APPD Market Report Article

Beijing

February 12, 2026

Weak consumption hindered brand expansion, yet segments are driven by emotional value

  • Total retail sales of consumer goods recorded negative growth for the year (down 3.1% YTD), prompting a generally cautious approach to store expansion among brands and increasing the surrender pressure across traditional sectors.
  • Fast food, IP-driven consumption, ACG and outdoor apparel continued to attract strong footfall, showing consumers’ preference for emotional consumption and experience-led offerings amid increased price sensitivity.

New supply was concentrated in the first half, with a notable slowdown in pipelines in the second half

  • Total new supply in 2025 exceeded 800,000 sqm, roughly half of the 2024 total, yet still slightly above the 2022–2023 average, signalling a more rational supply pipeline.
  • In the second half of the year, deliveries contracted sharply and were largely in the suburban market, creating a buffer for the absorption of existing stock in the urban market.

Downward pressure on rents intensified, with divergent performance among projects

  • With tenant budgets tightening and market competition intensifying, net effective rents in the urban market declined by 2.5% q-o-q by the end of 2025, widening the annual y-o-y decline to 9.5%.
  • Market yields in the urban market decompressed continuously during the quarter.

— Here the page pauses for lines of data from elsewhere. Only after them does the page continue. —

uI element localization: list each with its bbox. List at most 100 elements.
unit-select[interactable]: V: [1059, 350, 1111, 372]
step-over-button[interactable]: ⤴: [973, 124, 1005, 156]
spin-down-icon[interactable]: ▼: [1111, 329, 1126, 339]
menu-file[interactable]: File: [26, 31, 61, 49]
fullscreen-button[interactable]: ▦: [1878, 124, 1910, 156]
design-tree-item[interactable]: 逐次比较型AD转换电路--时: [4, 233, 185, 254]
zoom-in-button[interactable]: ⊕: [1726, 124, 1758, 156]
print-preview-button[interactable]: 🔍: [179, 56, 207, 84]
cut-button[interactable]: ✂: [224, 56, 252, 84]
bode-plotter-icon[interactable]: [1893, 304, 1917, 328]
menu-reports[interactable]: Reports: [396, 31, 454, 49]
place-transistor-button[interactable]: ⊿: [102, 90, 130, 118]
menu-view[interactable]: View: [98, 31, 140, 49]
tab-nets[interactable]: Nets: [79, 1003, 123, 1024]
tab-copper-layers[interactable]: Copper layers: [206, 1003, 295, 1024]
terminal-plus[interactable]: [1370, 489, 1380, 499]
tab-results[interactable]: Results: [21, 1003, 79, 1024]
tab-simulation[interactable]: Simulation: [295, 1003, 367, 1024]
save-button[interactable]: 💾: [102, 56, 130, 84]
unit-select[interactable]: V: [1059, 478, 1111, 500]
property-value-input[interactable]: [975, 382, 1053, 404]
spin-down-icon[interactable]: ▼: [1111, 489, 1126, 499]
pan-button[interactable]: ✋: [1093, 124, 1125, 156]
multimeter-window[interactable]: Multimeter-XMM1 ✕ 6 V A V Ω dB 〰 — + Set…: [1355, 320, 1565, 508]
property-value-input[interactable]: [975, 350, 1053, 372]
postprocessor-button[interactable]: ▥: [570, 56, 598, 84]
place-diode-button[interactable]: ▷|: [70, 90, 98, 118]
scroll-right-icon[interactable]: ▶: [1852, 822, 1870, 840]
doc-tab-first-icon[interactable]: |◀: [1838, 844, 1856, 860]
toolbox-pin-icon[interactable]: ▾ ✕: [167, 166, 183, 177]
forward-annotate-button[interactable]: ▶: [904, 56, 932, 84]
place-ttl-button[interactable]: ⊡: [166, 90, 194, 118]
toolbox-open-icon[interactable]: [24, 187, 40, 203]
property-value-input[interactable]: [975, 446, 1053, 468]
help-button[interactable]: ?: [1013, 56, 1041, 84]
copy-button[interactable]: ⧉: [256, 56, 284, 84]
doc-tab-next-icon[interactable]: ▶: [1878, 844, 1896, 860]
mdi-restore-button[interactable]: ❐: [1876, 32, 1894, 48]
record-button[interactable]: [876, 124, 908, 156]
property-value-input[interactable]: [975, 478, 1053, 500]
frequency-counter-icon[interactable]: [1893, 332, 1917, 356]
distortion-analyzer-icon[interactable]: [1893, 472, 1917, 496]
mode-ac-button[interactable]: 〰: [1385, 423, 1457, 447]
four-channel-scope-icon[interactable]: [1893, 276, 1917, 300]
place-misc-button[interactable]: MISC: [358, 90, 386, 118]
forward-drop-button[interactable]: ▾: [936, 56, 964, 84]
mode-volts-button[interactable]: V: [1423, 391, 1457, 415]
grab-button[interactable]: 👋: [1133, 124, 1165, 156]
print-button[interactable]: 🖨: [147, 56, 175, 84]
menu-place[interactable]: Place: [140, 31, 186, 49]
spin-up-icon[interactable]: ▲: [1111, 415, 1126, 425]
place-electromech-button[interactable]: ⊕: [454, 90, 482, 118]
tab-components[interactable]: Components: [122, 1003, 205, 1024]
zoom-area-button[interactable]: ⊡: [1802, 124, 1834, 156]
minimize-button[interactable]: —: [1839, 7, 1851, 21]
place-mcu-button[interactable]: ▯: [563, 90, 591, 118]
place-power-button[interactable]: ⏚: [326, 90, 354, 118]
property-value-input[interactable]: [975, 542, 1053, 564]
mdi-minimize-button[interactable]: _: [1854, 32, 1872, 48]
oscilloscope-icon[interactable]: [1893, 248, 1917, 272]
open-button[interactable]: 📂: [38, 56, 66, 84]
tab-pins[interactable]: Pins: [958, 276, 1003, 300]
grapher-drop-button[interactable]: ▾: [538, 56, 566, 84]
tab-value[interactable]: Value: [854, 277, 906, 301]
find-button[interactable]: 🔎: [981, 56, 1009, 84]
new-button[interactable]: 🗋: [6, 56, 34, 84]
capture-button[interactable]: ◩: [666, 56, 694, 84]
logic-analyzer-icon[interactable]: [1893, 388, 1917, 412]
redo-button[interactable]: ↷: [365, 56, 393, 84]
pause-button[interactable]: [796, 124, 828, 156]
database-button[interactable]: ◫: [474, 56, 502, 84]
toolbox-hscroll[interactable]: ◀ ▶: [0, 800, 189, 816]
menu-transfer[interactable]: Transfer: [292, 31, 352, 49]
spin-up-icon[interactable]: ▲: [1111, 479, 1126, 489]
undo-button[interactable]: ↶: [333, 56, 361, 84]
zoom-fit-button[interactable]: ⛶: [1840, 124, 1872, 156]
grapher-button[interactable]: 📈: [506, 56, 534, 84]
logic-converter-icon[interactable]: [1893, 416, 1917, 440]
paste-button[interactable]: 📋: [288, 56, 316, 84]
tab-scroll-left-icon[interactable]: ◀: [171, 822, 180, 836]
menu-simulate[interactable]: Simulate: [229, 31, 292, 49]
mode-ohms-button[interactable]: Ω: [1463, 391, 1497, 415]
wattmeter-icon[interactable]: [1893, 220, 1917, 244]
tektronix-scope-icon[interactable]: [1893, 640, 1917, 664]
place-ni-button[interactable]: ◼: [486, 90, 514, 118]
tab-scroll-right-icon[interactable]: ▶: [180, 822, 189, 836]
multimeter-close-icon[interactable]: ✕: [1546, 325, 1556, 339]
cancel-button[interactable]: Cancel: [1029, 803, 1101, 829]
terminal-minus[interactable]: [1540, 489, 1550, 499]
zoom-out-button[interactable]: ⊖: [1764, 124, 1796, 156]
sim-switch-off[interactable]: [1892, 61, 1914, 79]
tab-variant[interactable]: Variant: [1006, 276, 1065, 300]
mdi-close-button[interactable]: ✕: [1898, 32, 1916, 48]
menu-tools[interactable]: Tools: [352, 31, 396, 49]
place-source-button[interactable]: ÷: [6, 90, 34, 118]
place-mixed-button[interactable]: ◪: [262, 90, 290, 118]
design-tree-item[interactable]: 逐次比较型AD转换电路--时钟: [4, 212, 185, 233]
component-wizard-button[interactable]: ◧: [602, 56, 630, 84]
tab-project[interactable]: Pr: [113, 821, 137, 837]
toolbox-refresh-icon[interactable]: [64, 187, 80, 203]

Outlook: Rents are expected to remain under downward pressure in the short term

  • Looking ahead to 2026, a substantial recovery in consumer confidence will depend on broader macroeconomic stabilization and improving household income expectations.
  • Core assets with superior locations and strong operating capabilities are already leading the market to a floor through brand refreshes and tenant-mix restructuring. Efficient operations and sharp market insight will drive Beijing’s retail market into a new era.

Note: Financial and physical indicators are for the Urban retail market. Data is on an NLA basis.